Lissajous was interested in using his superposition curves to measure vibration parameters and to analyze more complicated acoustical problems. If one of the forks is a standard, the form of the curve enables an estimate of the parameters of the other. As Lissajous said, they enable one to study beats (the ellipses rotate as the phase difference changes), “Lissajous figures” have been, and still are, important in this respect. For further use in research Lissajous invented the “phonoptomètre,” a vibrating microscope in which a tuning fork is attached to the objective lens. The vibrations of the object being observed combine with those of the lens and can therefore be analyzed in terms of the Lissajous figures produced. Helmholtz used this instrument in his investigations of string vibration (Helmholtz, On the Sensations of Tone, Dover reprint, p. 80).
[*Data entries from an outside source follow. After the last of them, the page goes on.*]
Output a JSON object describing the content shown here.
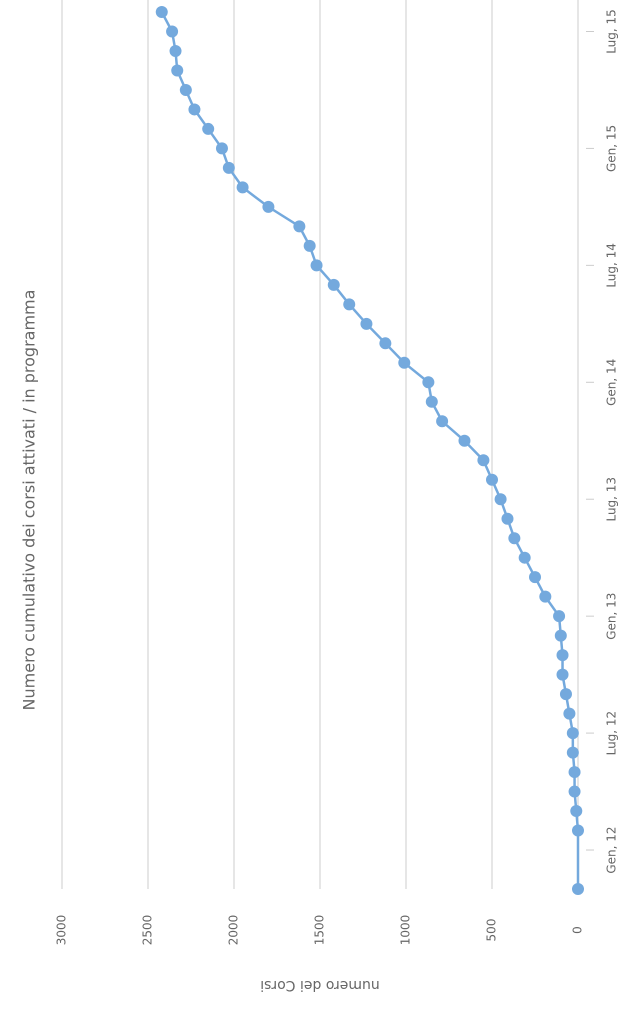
{
  "chart_data": {
    "type": "line",
    "title": "Numero cumulativo dei corsi attivati / in programma",
    "y_label": "numero dei Corsi",
    "x": [
      "2011-11",
      "2012-02",
      "2012-03",
      "2012-04",
      "2012-05",
      "2012-06",
      "2012-07",
      "2012-08",
      "2012-09",
      "2012-10",
      "2012-11",
      "2012-12",
      "2013-01",
      "2013-02",
      "2013-03",
      "2013-04",
      "2013-05",
      "2013-06",
      "2013-07",
      "2013-08",
      "2013-09",
      "2013-10",
      "2013-11",
      "2013-12",
      "2014-01",
      "2014-02",
      "2014-03",
      "2014-04",
      "2014-05",
      "2014-06",
      "2014-07",
      "2014-08",
      "2014-09",
      "2014-10",
      "2014-11",
      "2014-12",
      "2015-01",
      "2015-02",
      "2015-03",
      "2015-04",
      "2015-05",
      "2015-06",
      "2015-07",
      "2015-08"
    ],
    "series": [
      {
        "color": "#74a9dd",
        "values": [
          0,
          0,
          10,
          20,
          20,
          30,
          30,
          50,
          70,
          90,
          90,
          100,
          110,
          190,
          250,
          310,
          370,
          410,
          450,
          500,
          550,
          660,
          790,
          850,
          870,
          1010,
          1120,
          1230,
          1330,
          1420,
          1520,
          1560,
          1620,
          1800,
          1950,
          2030,
          2070,
          2150,
          2230,
          2280,
          2330,
          2340,
          2360,
          2420
        ]
      }
    ],
    "xlim": [
      "2011-11",
      "2015-08"
    ],
    "xticks": [
      {
        "value": "2012-01",
        "label": "Gen, 12"
      },
      {
        "value": "2012-07",
        "label": "Lug, 12"
      },
      {
        "value": "2013-01",
        "label": "Gen, 13"
      },
      {
        "value": "2013-07",
        "label": "Lug, 13"
      },
      {
        "value": "2014-01",
        "label": "Gen, 14"
      },
      {
        "value": "2014-07",
        "label": "Lug, 14"
      },
      {
        "value": "2015-01",
        "label": "Gen, 15"
      },
      {
        "value": "2015-07",
        "label": "Lug, 15"
      }
    ],
    "ylim": [
      0,
      3000
    ],
    "yticks": [
      0,
      500,
      1000,
      1500,
      2000,
      2500,
      3000
    ],
    "grid": true
  }
}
Lissajous’s optical method of observing vibration and the vibrating microscope were shown at the Paris exhibition of 1867 (they are described in Reports of the United States Commissioners to the Paris Universal Exposition 1867 [Washington, D.C, 1870], III, 507-509), The French physicists awarded the Lacaze Prize to Lissajous for his “beautiful experiments,“and both Rayleigh and Tyndall discussed his work in their treatises on sound. Scientists were enthusiastic about the work because there were still not many ways of demonstrating and measuring the parameters of vibration. Lissajous’s optical experiments are simple, but the reasoning behind them depends on the principle of superposition; it is probably for this reason that they were done only in the middle of the nineteenth century.
Lissajous’s most important papers are “Note sur un moyen nouveau de mettre en évidence le mouvement vibratoire des corps,” in Comptes rendus hebdomadaires des séances de l’Acadimie des sciences, 41 (1855), 93-95; “Note sur une méthode nouvelle applicable à l’étude des mouvemcnts vibratoires,” ibid., 814-817; “Mémoire sur l’étude optique des mouvemcnts vibratoires,” in Annales de chimin 3rd ser., 51 (1857), 147-231 (this is the most substantial article on the optical method); “Sur l’interfé-rence des ondes liquides,” in Comptes rendus hebdomadaires des séances de l’Académic des sciences, 58 (1868), 1187; “Sur le phonoptomètre, instrument propre à l-étude optique des mouvemcnts périodiques on continus,” ibid., 76 (1873), 878-880; and “Notice historique sur la vie et les travaux de Léon Foucault,” in J. B. L. Foucault, Recueil des travaux scientifiques, II (Paris, 1878). For other papers by Lissajous, see the Royal Society’s Catalogue of Scientific Papers, IV, 52; VIII, 244.
On Lissajous’s work, see “Prix Lacaze, physique,” in Comptes rendus hebdomadaires des séances de l’Académie des sciences,79 (1874), 1607-1610.